So recently I decided to abandon a project, and then today I got yelled at by a podcast for doing so. Ok maybe not yelled at, but heavily chastised. It was like a scene in a movie or a tv show where the main character turns on the television and there’s something strangely relevant being said about their current predicament. Mine was a Writing Excuses podcast on evaluating ideas, I think, and at one point in the discussion they go on a five minute segue where they basically say “Finish your projects, don’t abandon them, finish them” over and over.
But I’ve already done it. I’ve given up on a project.
A few weeks ago I had a weekend in with the family. While Lily was napping I took to the computer – as I have been, a fair amount – to see if I could bash out a few more words of the rewrite for my cyber detective novel. I managed a good amount of words in the brief time I had, but I was preoccupied for the rest of the day. So much so that Anna started asking me about what was wrong. The truth is that I wasn’t enjoying it. It was a slog to write. Every sentence that came out was me bashing my head against a brick wall trying to break through it. I wasn’t happy with the work.
There’s a check list you should go through when you can’t write something. It’s different for a lot of people, but here’s mine: Have I drank too much coffee, have I drank too much alcohol, do I need to pee, am I dehydrated, did I sleep ok last night, do I need to shower, have I finished my responsibilities, have I given myself enough downtime, have I been outside today and so on and so on. It’s nothing complicated, but it’s a solid checklist on whether I’ve been looking after myself enough to legitimately judge what I’m doing. For the past few months I have been going over that checklist over and over, ticking each one as I went, and I still wasn’t liking what I was doing.

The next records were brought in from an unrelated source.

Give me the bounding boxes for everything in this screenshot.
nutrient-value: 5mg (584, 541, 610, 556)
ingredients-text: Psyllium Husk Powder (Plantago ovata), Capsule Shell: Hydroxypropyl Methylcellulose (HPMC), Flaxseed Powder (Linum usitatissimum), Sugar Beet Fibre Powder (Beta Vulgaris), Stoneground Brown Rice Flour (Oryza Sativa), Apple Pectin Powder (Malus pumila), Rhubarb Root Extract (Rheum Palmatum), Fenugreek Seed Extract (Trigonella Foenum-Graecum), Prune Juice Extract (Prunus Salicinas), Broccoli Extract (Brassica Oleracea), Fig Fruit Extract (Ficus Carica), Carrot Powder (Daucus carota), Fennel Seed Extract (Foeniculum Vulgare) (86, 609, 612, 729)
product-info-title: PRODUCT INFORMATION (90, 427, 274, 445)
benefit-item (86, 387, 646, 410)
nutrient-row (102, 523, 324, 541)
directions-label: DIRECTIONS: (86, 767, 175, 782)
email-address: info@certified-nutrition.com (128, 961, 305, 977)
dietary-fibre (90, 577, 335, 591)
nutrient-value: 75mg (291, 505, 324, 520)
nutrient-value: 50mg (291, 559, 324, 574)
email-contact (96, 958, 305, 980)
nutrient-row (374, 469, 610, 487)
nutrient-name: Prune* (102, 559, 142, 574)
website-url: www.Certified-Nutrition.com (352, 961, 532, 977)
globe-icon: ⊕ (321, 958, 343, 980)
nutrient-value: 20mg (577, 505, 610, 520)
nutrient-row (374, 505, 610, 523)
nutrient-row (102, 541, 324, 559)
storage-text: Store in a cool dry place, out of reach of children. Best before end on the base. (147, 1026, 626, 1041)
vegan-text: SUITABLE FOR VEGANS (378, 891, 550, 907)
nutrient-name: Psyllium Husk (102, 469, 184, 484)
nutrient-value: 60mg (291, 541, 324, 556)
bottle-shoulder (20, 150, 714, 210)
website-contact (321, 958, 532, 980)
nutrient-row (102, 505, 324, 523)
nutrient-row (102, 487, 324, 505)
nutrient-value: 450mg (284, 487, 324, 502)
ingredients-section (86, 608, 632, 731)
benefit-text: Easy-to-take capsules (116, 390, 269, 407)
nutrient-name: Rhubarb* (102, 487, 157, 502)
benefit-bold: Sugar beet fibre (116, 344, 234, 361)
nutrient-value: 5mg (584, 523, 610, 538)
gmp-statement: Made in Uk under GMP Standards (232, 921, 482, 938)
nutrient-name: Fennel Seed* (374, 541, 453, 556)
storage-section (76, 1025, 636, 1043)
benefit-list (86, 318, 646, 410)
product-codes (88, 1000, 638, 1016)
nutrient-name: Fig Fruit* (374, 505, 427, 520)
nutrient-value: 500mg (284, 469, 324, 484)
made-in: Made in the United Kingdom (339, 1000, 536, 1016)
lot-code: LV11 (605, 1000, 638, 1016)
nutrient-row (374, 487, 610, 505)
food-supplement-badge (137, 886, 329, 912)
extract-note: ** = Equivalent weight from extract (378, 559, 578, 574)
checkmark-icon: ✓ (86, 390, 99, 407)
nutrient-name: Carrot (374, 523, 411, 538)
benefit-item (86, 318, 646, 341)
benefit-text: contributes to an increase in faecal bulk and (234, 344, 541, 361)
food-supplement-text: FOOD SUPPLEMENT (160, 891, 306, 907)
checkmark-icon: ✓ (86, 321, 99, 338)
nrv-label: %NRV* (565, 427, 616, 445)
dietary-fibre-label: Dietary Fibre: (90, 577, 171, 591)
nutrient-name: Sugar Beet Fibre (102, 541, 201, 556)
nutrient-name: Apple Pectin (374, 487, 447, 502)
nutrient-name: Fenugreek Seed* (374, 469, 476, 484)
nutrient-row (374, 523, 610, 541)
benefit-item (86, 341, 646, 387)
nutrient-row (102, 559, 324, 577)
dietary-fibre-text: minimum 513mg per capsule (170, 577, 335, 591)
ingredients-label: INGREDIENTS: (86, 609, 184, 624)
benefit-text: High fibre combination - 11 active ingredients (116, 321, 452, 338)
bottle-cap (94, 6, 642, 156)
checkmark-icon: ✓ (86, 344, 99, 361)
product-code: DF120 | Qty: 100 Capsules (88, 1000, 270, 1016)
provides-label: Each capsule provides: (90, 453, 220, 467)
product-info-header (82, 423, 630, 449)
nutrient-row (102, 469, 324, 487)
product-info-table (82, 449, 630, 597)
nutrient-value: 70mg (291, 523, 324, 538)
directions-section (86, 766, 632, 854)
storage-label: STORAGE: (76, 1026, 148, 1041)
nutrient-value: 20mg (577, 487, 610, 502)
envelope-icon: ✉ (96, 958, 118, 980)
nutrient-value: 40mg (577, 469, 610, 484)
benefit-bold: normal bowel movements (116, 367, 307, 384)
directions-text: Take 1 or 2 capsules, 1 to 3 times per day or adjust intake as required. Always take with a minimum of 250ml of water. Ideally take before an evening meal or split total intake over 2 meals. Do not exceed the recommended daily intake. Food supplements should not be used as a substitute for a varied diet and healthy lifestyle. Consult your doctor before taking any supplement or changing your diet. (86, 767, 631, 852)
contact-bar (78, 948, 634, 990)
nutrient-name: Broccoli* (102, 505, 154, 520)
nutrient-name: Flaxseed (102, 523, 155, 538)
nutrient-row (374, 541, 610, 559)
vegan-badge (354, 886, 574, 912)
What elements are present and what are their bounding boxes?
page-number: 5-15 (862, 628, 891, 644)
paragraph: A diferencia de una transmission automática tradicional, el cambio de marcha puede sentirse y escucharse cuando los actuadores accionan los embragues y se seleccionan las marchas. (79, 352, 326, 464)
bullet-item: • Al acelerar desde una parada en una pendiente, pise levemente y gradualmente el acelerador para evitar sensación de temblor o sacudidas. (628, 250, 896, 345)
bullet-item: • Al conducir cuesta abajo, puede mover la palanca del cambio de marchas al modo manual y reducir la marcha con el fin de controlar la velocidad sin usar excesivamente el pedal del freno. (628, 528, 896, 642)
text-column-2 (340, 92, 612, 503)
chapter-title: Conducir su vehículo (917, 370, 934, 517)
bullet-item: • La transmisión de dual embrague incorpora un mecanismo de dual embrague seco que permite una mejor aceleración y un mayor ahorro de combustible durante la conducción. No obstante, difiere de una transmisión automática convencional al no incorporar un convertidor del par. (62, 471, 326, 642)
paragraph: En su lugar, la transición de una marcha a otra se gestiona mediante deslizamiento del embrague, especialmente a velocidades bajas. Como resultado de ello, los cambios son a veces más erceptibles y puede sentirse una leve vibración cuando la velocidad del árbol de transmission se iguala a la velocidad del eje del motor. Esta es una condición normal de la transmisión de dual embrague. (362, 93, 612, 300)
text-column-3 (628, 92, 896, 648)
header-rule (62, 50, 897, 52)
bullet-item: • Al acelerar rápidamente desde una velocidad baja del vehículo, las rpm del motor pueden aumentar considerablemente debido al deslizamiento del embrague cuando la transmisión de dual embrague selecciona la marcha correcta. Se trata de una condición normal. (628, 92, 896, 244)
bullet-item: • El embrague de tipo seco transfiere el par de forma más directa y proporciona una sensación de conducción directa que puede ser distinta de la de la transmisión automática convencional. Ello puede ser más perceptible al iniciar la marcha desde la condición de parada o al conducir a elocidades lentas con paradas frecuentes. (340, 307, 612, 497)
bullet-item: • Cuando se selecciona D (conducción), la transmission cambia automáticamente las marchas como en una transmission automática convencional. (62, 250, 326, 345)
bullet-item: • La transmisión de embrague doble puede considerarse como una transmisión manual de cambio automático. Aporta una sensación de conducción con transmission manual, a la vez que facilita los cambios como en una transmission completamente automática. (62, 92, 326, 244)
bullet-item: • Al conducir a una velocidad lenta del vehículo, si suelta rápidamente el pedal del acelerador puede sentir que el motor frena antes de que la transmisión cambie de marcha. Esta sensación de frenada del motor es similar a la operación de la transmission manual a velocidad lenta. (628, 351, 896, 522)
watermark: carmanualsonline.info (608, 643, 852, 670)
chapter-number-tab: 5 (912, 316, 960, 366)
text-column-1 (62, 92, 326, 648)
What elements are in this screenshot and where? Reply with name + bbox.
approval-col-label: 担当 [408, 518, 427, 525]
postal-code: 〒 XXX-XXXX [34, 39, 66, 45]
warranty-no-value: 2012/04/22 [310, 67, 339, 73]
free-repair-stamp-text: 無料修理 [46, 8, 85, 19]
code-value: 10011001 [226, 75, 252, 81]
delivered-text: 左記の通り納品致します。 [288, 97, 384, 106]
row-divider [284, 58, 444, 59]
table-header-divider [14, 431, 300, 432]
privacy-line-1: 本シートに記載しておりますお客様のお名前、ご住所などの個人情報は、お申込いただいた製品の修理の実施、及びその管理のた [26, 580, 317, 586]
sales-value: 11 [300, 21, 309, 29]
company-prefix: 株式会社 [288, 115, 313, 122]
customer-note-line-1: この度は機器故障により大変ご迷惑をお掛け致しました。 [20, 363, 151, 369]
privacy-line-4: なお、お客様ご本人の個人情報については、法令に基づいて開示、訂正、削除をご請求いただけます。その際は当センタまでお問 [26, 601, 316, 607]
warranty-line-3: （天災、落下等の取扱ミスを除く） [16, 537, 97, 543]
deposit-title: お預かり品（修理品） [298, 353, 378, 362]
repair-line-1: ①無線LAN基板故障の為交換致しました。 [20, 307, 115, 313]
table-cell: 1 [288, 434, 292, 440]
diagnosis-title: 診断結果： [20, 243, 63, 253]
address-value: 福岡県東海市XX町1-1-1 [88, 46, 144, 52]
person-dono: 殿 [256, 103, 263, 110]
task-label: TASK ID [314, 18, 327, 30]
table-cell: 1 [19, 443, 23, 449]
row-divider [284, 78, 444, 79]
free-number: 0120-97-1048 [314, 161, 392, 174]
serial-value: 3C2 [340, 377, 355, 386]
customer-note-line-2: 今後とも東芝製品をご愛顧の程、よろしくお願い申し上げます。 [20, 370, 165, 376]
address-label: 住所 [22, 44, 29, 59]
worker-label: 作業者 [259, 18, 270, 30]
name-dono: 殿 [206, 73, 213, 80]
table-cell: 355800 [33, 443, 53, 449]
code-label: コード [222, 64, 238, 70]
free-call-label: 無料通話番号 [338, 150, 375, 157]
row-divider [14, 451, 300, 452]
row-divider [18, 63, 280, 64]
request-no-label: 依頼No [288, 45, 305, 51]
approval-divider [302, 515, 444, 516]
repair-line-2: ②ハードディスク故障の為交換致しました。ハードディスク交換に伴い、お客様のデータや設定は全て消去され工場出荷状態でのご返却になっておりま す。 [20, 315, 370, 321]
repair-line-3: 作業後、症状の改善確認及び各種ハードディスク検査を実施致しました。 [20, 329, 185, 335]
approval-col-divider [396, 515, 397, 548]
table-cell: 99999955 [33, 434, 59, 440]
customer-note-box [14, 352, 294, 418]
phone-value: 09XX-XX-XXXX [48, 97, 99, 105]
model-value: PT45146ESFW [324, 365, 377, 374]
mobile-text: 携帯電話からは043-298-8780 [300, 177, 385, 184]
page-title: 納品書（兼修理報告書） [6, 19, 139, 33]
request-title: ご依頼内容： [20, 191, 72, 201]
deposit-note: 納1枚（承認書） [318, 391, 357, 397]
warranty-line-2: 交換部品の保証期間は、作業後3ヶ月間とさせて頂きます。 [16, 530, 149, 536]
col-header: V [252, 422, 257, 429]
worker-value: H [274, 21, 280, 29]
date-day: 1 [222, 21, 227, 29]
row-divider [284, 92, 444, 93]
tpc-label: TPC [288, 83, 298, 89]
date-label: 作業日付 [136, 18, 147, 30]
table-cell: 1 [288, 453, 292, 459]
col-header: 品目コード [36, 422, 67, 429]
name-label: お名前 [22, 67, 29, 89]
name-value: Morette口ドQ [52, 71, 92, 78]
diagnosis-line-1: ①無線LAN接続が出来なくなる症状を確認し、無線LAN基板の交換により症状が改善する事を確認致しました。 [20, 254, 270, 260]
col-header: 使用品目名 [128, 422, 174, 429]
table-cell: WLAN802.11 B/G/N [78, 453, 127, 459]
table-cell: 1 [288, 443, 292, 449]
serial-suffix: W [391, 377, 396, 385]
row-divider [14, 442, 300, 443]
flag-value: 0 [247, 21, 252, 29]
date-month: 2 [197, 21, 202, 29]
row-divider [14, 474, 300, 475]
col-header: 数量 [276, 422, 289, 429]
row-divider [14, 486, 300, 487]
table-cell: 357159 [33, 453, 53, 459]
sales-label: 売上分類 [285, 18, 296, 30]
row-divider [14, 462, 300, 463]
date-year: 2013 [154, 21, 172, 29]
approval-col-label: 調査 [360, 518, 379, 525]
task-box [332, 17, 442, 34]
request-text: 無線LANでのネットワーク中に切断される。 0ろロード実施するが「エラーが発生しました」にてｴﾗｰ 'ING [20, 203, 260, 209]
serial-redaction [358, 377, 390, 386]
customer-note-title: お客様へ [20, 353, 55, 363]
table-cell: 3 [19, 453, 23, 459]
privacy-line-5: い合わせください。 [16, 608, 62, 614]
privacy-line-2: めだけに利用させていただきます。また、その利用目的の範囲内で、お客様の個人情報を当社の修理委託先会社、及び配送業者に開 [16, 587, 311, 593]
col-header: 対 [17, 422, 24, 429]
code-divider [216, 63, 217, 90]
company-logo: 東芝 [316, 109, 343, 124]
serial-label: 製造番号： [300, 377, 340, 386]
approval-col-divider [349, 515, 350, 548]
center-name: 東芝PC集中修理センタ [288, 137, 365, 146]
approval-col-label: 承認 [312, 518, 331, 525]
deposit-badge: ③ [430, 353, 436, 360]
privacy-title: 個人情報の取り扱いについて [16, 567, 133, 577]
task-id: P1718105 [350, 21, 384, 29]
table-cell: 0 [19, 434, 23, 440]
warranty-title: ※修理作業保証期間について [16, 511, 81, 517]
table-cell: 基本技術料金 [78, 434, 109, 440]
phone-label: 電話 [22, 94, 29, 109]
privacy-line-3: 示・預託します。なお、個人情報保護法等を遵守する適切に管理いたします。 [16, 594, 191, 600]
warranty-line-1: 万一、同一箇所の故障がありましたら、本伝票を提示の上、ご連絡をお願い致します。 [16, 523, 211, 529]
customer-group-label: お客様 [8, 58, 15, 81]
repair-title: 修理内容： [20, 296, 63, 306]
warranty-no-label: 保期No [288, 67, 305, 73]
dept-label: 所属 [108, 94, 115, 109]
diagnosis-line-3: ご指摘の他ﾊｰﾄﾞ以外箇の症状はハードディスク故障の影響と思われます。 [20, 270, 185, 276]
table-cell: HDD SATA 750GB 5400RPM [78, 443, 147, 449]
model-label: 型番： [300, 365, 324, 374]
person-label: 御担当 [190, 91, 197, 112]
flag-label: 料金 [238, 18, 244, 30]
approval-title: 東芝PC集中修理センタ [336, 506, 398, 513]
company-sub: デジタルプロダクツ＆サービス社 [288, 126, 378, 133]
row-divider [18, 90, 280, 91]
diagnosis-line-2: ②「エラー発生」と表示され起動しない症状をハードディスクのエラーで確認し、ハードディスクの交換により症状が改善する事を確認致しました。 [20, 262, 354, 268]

When it comes to writing, I have conflicting views dependent on where I am in the process. In the beginning it’s all about discovery and chasing a story that has its own mind and direction. When I got back to it though, it’s more like maths. I’ve got a problem in front of me, an equation that needs solving – and I need to show my working. Everything I write is about solving the problems that cropped up in the initial draft(s). In the end the equation makes sense, and we have a story.
The more I worked on the detective story, the less it made sense. At almost every turn I was having to explain away coincidences, or hope the reader didn’t notice something I left out. This is ok to an extent, but there’s only so many times I can write a version of “this clue made the character think this, because I said so” before even I start rolling my eyes.
I loved the story and world, and still do to a point, but I don’t think I can write it the way it needs to be.
When writing the previous sentence I quarreled with myself whether to include a “yet” on the end. I don’t know if I’ll ever be at that point. I might never come back to it. Or, one day, I might write the mystery story that I’ve always wanted.
All in all, in the end, I wasn’t enjoying myself. I was working on it, taking notes, writing scenes… and I wasn’t liking what was there. So I gave it up.
There’s the understanding that, as a writer, you have to write a good number of crap novels before you get to the good ones. But you have to finish those novels. They have to be done and dusted before you can allocate them to XP and level up. I have two – the terrible yet awesome novel I wrote when I was nineteen, and Things Keep Happening which loses its shine the more I think about it. This detective novel could technically count as my third, fourth and fifth, given the amount of times I’ve rewritten it. I’ll count it as the third. I never finished it, never completely, but I worked on it enough to know.
I’ll finish the next one. I know that sounds like famous last words, but I will finish the next one. I need to.